Depuis l’éclatement de “l’atome primitif”, dont la conception relève du savant chanoine Georges Lemaître, il n’existe absolument rien, RIEN DU TOUT, qui ne soit le résultat d’une évolution. Dans l’univers visible, rien ne survient instantanément à partir de rien. Tout est mouvance, croissance, développement, progression, gradualité. Tout se transforme en évoluant vers une réalité non encore existante. Cela vaut pour la matière dont a surgi la vie terrestre. Cela vaut pour le règne animal qui a donné le genre humain. Cela vaut pour l’humanité qui engendre une “créature nouvelle”, un « Fils de l’homme », que la pensée chrétienne parvient certes à discerner mais comme dans le brouillard du devenir. « Nous voyons, à présent, dans un miroir, en énigme, mais alors ce sera face à face. À présent, je connais d’une manière partielle; mais alors, je connaitrai comme je suis connu » (1 Co 13, 12).
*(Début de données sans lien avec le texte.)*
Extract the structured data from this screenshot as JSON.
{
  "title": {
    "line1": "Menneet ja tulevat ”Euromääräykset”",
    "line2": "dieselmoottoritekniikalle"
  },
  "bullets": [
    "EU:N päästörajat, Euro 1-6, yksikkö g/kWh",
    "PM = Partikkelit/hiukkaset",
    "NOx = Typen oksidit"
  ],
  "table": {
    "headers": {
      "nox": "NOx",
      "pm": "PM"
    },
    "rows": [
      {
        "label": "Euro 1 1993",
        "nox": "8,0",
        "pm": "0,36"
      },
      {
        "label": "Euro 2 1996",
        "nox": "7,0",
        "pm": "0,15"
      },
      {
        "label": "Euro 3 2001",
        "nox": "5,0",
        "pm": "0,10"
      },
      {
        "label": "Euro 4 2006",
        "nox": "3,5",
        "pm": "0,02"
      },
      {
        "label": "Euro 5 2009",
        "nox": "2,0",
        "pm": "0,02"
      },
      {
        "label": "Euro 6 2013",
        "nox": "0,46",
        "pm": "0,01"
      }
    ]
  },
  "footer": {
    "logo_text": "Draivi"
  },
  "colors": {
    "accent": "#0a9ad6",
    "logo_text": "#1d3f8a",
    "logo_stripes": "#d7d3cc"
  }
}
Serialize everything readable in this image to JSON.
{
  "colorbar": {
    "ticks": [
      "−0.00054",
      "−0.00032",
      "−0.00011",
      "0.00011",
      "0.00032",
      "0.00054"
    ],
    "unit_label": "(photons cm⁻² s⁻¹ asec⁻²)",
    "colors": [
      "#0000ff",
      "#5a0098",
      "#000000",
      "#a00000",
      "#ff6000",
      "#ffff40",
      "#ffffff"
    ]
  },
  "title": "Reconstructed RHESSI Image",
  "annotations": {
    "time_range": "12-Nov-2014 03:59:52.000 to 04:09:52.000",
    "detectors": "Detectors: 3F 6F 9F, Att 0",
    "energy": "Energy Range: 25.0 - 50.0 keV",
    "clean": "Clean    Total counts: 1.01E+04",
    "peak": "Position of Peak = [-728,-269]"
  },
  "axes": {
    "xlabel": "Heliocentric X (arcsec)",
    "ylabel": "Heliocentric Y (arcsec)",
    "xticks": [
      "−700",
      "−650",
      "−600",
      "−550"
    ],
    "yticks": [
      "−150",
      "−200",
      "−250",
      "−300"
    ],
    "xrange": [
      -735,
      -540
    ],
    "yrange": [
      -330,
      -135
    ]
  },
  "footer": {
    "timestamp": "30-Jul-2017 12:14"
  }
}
La Bible témoigne de cette évolution universelle. Faut-il se scandaliser du fait qu’elle reflète comme en un miroir l’acquisition graduelle de la connaissance de Dieu ? C’est même cette démarche évolutive que l’Esprit Saint propulse actuellement en lançant les humains d’aujourd’hui sur un chemin de conversion dans lequel ils sont appelés à être purifiés et sanctifiés par la grâce divine. Notre Dieu nous aime et veut nous épouser tous et chacun. C’est pourquoi nous avançons dans l’espace et le temps pour être conformés de plus en plus à la Pensée créatrice. Nous évoluons pour devenir, dans l’éternité, des extensions de l’adorable Substance divine, des “cellules” du Corps de Dieu.

Quelle Parole ?

Mais alors, pourrait-on objecter, l’hypothèse de l’évolution biblique ne jette-t-elle pas par terre la croyance en l’Écriture sainte ? Si le livre de la Genèse est constitué d’un nombre de strates rédactionnelles, laquelle de ces couches est authentiquement inspirée ? Et puisque le texte a pu être transformé maintes fois, adapté à des contextes et des intérêts particuliers, comment considérer encore la Bible comme étant la Parole de Dieu ?
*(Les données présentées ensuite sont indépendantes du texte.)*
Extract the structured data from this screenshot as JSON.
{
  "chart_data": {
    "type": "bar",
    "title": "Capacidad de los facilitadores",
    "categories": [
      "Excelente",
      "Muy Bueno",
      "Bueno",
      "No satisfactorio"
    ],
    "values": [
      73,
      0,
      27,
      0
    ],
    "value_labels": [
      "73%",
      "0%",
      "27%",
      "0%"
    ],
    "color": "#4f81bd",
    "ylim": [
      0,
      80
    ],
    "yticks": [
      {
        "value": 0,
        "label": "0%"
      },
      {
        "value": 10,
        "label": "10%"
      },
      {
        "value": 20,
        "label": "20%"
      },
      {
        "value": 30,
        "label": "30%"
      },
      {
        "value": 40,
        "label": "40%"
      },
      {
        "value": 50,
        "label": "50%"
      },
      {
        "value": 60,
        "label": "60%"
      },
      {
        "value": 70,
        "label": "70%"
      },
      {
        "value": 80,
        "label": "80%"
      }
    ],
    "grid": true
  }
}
C’est un fait que les conclusions de l’exégèse peuvent semer le doute, chez certains esprits superficiels, quant à la signature divine de la collection de livres antiques que constitue le Premier Testament. Ces nouvelles connaissances devraient, à tout le moins, remettre en question une lecture fondamentaliste ou littérale qui ne s’enfargerait pas de bien discerner entre ce qui relève des limites culturelles humaines et ce qui ressort de l’inspiration divine. Une telle distinction est pourtant d’une importance capitale. Car elle justifie le débroussaillage de la recherche rationnelle de la vérité et permet ainsi à l’esprit humain de déboucher sur le sens résiduel du texte, véritablement inspiré par l’Esprit Saint.
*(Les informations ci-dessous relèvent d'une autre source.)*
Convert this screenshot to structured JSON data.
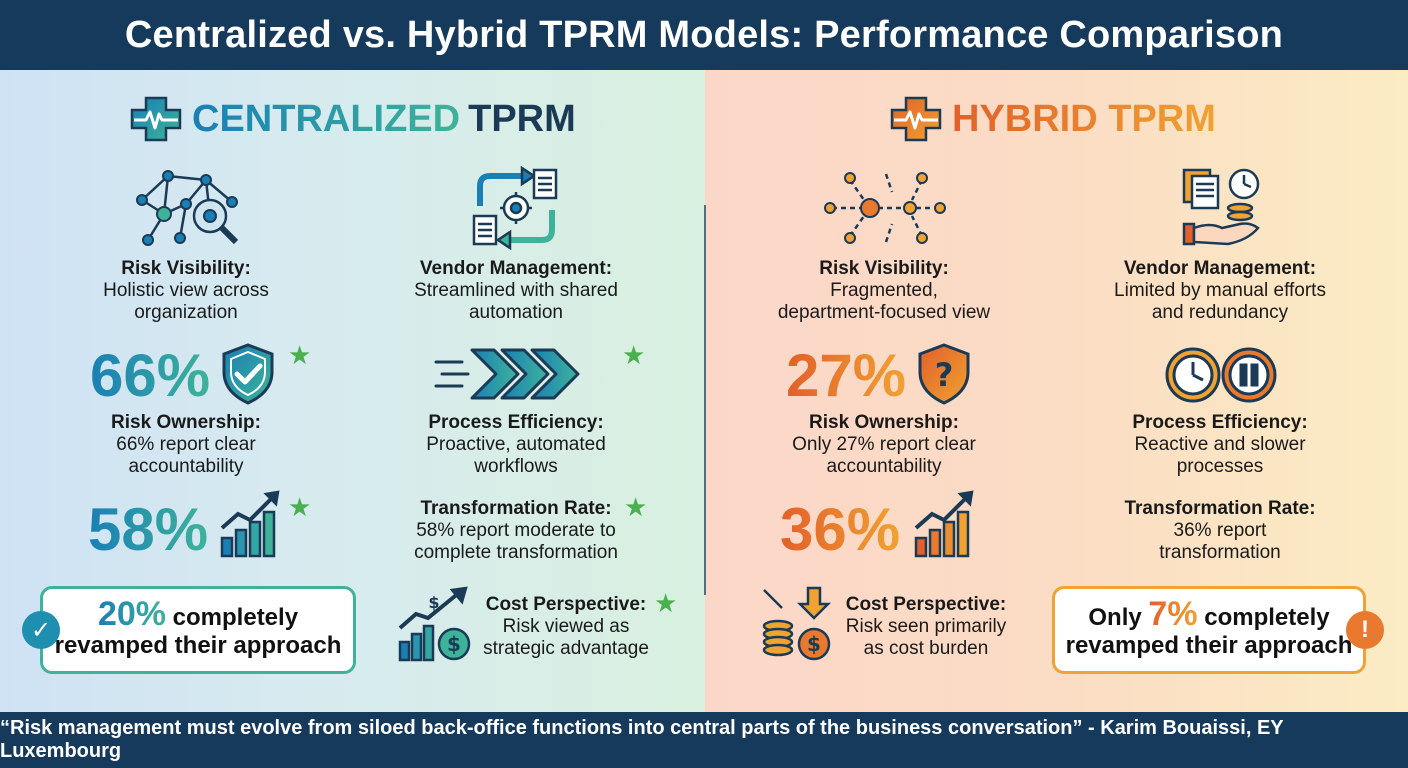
{
  "title": "Centralized vs. Hybrid TPRM Models: Performance Comparison",
  "footer_quote": "“Risk management must evolve from siloed back-office functions into central parts of the business conversation” - Karim Bouaissi, EY Luxembourg",
  "colors": {
    "navy": "#163a5c",
    "blue_accent": "#1a7fb5",
    "teal_accent": "#3eb39a",
    "orange_accent": "#e2602a",
    "amber_accent": "#f0a232",
    "star_green": "#4caf50"
  },
  "centralized": {
    "title_part1": "CENTRALIZED",
    "title_part2": "TPRM",
    "risk_visibility": {
      "label": "Risk Visibility:",
      "desc1": "Holistic view across",
      "desc2": "organization"
    },
    "vendor_management": {
      "label": "Vendor Management:",
      "desc1": "Streamlined with shared",
      "desc2": "automation"
    },
    "risk_ownership": {
      "value": "66%",
      "label": "Risk Ownership:",
      "desc1": "66% report clear",
      "desc2": "accountability"
    },
    "process_efficiency": {
      "label": "Process Efficiency:",
      "desc1": "Proactive, automated",
      "desc2": "workflows"
    },
    "transformation_rate": {
      "value": "58%",
      "label": "Transformation Rate:",
      "desc1": "58% report moderate to",
      "desc2": "complete transformation"
    },
    "cost_perspective": {
      "label": "Cost Perspective:",
      "desc1": "Risk viewed as",
      "desc2": "strategic advantage"
    },
    "callout": {
      "highlight": "20%",
      "line1_rest": " completely",
      "line2": "revamped their approach"
    }
  },
  "hybrid": {
    "title": "HYBRID TPRM",
    "risk_visibility": {
      "label": "Risk Visibility:",
      "desc1": "Fragmented,",
      "desc2": "department-focused view"
    },
    "vendor_management": {
      "label": "Vendor Management:",
      "desc1": "Limited by manual efforts",
      "desc2": "and redundancy"
    },
    "risk_ownership": {
      "value": "27%",
      "label": "Risk Ownership:",
      "desc1": "Only 27% report clear",
      "desc2": "accountability"
    },
    "process_efficiency": {
      "label": "Process Efficiency:",
      "desc1": "Reactive and slower",
      "desc2": "processes"
    },
    "transformation_rate": {
      "value": "36%",
      "label": "Transformation Rate:",
      "desc1": "36% report",
      "desc2": "transformation"
    },
    "cost_perspective": {
      "label": "Cost Perspective:",
      "desc1": "Risk seen primarily",
      "desc2": "as cost burden"
    },
    "callout": {
      "prefix": "Only ",
      "highlight": "7%",
      "line1_rest": " completely",
      "line2": "revamped their approach"
    }
  },
  "icons": {
    "centralized_title": "medical-cross-heartbeat-icon",
    "network_magnifier": "network-magnifier-icon",
    "workflow_gear": "workflow-gear-icon",
    "shield_check": "shield-check-icon",
    "forward_arrows": "forward-arrows-icon",
    "growth_chart": "growth-chart-icon",
    "cost_chart_coin": "chart-coin-icon",
    "check_badge": "check-badge-icon",
    "hybrid_title": "medical-cross-heartbeat-icon",
    "fragmented_network": "fragmented-network-icon",
    "documents_hand_clock": "documents-hand-clock-icon",
    "shield_question": "shield-question-icon",
    "clock_pause": "clock-pause-icon",
    "coins_down_arrow": "coins-down-arrow-icon",
    "exclamation_badge": "exclamation-badge-icon"
  }
}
Le magistère de l’Église approuve et encourage cette recherche. Bien loin de remettre la foi en question, elle suscite en définitive son approfondissement. L’Église sait que la vérité recherchée par la raison ne peut pas contredire la vérité révélée par Dieu. « La vérité ne peut pas contredire la vérité », a écrit lapidairement le pape Léon XIII (encyclique Providentissimus Deus).  Jean-Paul II lui faisait écho à l’occasion d’un discours adressé à des étudiants de Cologne. « Il ne peut y avoir de conflit fondamental entre la raison qui, en conformité de sa propre nature qui vient de Dieu, est axée sur la vérité et est ordonnée à la connaissance de la vérité, et une foi, qui réfère à cette même source divine de toutes les vérités. La foi confirme en fait les droits spécifiques de la raison naturelle » (5 novembre 1980). Lors d’un symposium organisé par l’Académie pontificale des sciences, le saint pape revenait sur ce thème. « Lorsqu’elles suivent leurs propres méthodes respectives, la religion et la science sont des éléments constitutifs de la culture… et plutôt que de s’opposer, elles sont marquées par la complémentarité » (4 octobre 1991).

Lecture spirituelle

En ce qui concerne la fiabilité du texte biblique, l’Église, techniquement parlant, ne reconnaît comme étant sujet de foi en l’inspiration divine que les manuscrits d’origine. Elle ne se porte pas garante de l’inerrance (sans erreur) des copies, des interprétations et des traductions qui en ont été faites au cours des siècles et qui peuvent contenir des erreurs.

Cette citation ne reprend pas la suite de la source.